My Mom asked me the other day, “Are you trying to fix the problem, or are you letting God fix it?”

Valid question. However, it’s pretty obvious that it’s not going to be me that’s going to make this happen. I’ve been trying to do all I can for months and nothing has happened. God will need to open some doors in order to make this happen. Maybe He just doesn’t want to right now. And that just… really sucks.

Sometimes I just get angry about that part.

Seriously, what are you waiting for??? (Yes, I tend to have casual, daily conversations with God. I believe he knows me so well that he can handle my informal style). I mean, He did design me.

So I continue to try and have patience (not something I excel at) and take it one day at a time. And I’m reading a lot. Distractions are helpful too.

Here’s to distractions and Thanksgiving (or Friendsgiving if you’re like me) and hopefully some extra rest (it seems like I need it).

 

Praying With Strangers

Last week I had strangers ask if I wanted to join them in prayer. It surprised me. I had a really strange and emotional day.

I started out at church at 8:30am to attend a talk by Ray Ortlund, a Pastor and author from Nashville, TN. We had been using his book, “When God Comes to Church” this past summer to go with the sermon series. I have not read the entire book, but I have read about half of it. The book is about revival. It’s not a topic I had every really thought about it to be honest. His talk was really interesting and we had the band worshipping at the end of his talk. They mentioned that if you needed prayer you could go and talk to one of the pastors. I was a little embarrassed, but felt like I should do that. I was getting emotional thinking about my current work situation.

I feel so stuck.

I moved to NC for a specific job. I had never been here and did not know a single person when I moved here. I didn’t realize how different the culture would be from Michigan.

I’ve lived here now for about 2 and ½ years, and I still feel like I don’t belong. The one thing that has helped was getting involved in a Community Group at church. We meet every Wednesday evening and talk about the previous week’s sermon and our lives. It’s a safe place to not be okay. And everyone needs that. For the last couple of months, with trying to find a new job, I have been feeling more hopeless and depressed than I have in a very long time. Everyone keeps telling me that God has me where He wants me, and that I just need to be patient.

Patience is not something that I am good at.

I keep trying to lean on God, and am praying a lot, but some day are just harder than others. I miss my parents, and my friends back in Michigan.

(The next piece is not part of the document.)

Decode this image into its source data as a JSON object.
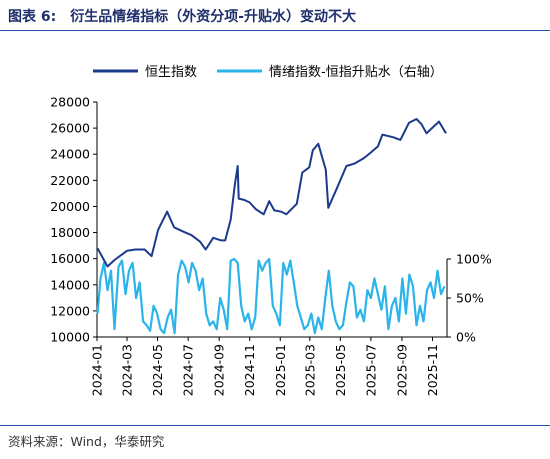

I went to Barnes and Noble for the afternoon, because it was raining here (again) and spent about four hours there just browsing. I sat down in one of the empty chairs and three people were sitting there, talking in Spanish. The one guy introduced himself, and so I introduced myself too. My Spanish is alright, but by no means fluent. So I didn’t follow everything that they were saying. Who am I kidding, I didn’t understand…. Barely any of it! But I noticed that he had CS Lewis’ “Mere Christianity” on the table with his notebook. The other gentleman said he was a Pastor, so of course I asked about the church. I had heard of it, but never been. I told them where I went and we chatted pleasantly for a couple of minutes. I went back to my reading and thought that was the end of it. Later, when they were about to leave, they asked me if I wanted to pray with them.

I thought that it was nice of them to ask. They prayed in Spanish first, which I didn’t understand, but then he started in English, and they prayed for me. And it was just beautiful thing that made me feel so much better…. Just the fact that these people, who don’t know me, were willing to do that for me.

It made my heart hurt a little less. And that was just what I needed at that moment.